Ничего не делали, просто стояли и смотрели. На Ивана, с лицом немного безумным, но очень решительным, и на мою дочь Настю, которую он удерживает профессиональным захватом, одной рукой. В другой руке у него кривой неприятный нож, приставленный к тонкой шее.
— Я выпущу туда ее кровь! — с вызовом говорит Иван стоящей перед ним Сумерле и наклоняет Настю над бассейном фонтана, запрокидывая ее голову назад. Лицо дочери в лунном свете бледное и совершенное, как у мраморной статуи. На нем нет испуга. — Отгони своих щенков!
— Они не тронут тебя, странь, — говорит Сумерла, пока я, стараясь держаться у Ивана за спиной, тихо шаг за шагом приближаюсь. — Ты правильно боишься, да не тех.
— Без тебя разберусь, нейка! Мне нужен твой хозяин!
— Не дорос ты, странь, до балия нашего. Кто он — и кто ты?
— Плевать. Не на меня смотри, нейка, а на тех, кто меня послал. Вы с кем связались? Вам разве для них детей отдали?
Я не слушал их разговор и не вникал, я изо всех сил старался правильно, перекатом с пятки на носок, ставить ноги. Так, если верить знакомому разведчику из ССО, шаги не слышны. Я видел только натянувшуюся кожу на шее дочери и кривой нож возле нее. И еще затылок своего бывшего приятеля. Если ударить сильно и точно, то мозги в его башке взболтнутся, как в блендере, и он вырубится раньше, чем сможет двинуть ножом. У меня только один шанс, но я не промахнусь. А потом он очень сильно пожалеет, что посмел коснуться моей дочери. И плевать на последствия.
— Меньшая кровь, — отвечала меж тем Сумерла, — лучше эти, чем другие.
— Спорить еще с тобой…
— Не побоишься грех на душу взять? — спросила карлица. — Дитя невинное зарезать?

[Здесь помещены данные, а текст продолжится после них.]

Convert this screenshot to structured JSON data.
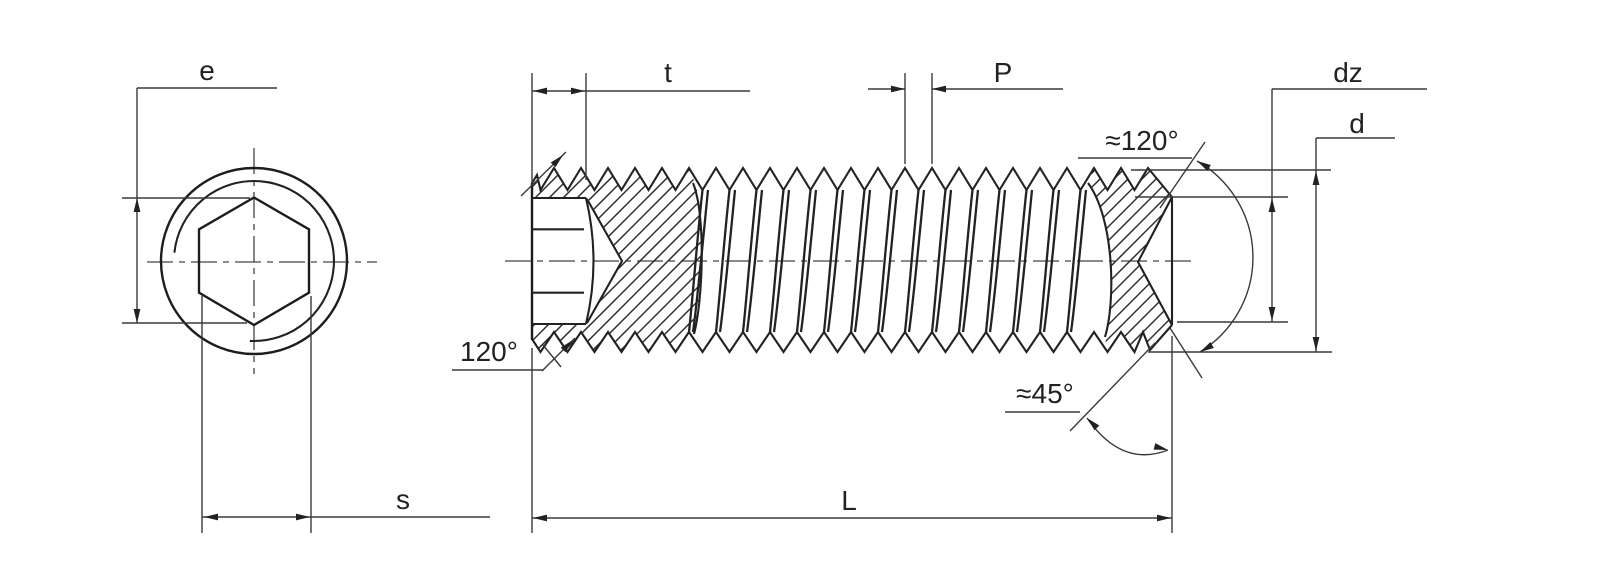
{
  "drawing": {
    "labels": {
      "e": "e",
      "s": "s",
      "t": "t",
      "P": "P",
      "L": "L",
      "d": "d",
      "dz": "dz",
      "socket_angle": "120°",
      "cup_angle": "≈120°",
      "chamfer_angle": "≈45°"
    },
    "line_color": "#222222",
    "background_color": "#ffffff"
  }
}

— Ты не хуже меня знаешь, что это за дитя.
— Ой ли?
— Не играй со мной, нейка! У меня рука не дрогнет!
— Не выйдет к тебе балий. Хоть ты всех их тут зарежь.
Сумерла прекрасно меня видела, но даже глазом не моргнула, когда я подошел на расстояние удара.

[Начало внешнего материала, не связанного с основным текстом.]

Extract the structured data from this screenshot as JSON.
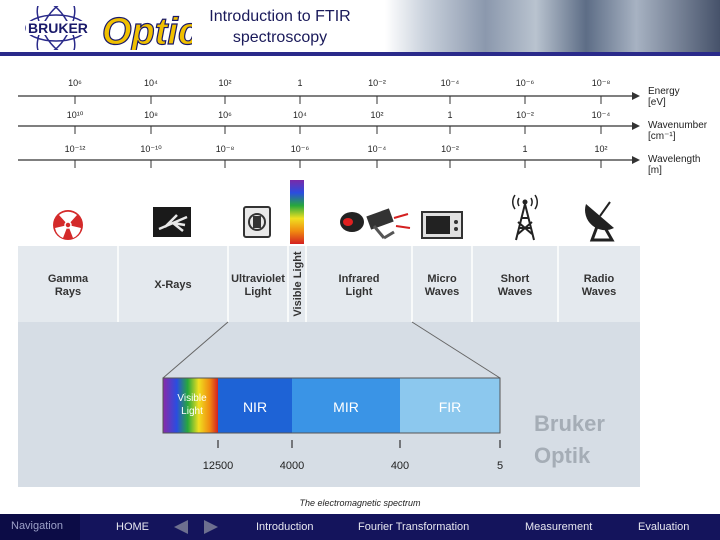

Под ботинком хрупнул камешек, он начал поворачивать голову, и я ударил. Всем весом, «на пробой», начисто отбив незащищенную перчаткой руку об затылочную кость. Удар вышел неидеальным, чуть смазанным, но Иван «поплыл», заваливаясь на землю и выпуская Настю. Дочка молча, почти без всплеска, обрушилась в темную воду, а я добавил ему в голову с ноги. Не, сука, теперь ты больницей не отделаешься!
— Утопнет твоя! — вороном каркнула Сумерла.
Я обернулся — по воде расходились круги. Я был уверен, что, упав в мелкую чашу фонтана, Настя придет в себя и встанет, но она осталась под водой.
Мелкую? Прыгнув за дочкой в круглый водоем, я обнаружил, что не достаю до дна. Кто же делает фонтаны такой глубины? А если в него дети упадут? Я набрал воздуха в грудь и нырнул, изо всех сил запихивая себя сильными гребками под воду. Луна неплохо подсвечивает прозрачную зеленоватую бездну, и я вижу внизу под собой уходящий вниз силуэт с белым пятном лица. Да какая же тут глубина? И чем дальше я погружался, тем отчетливее просматривался какой-то нижний подводный свет, идущий откуда-то со дна. В нем я видел безмятежно тонущую дочь.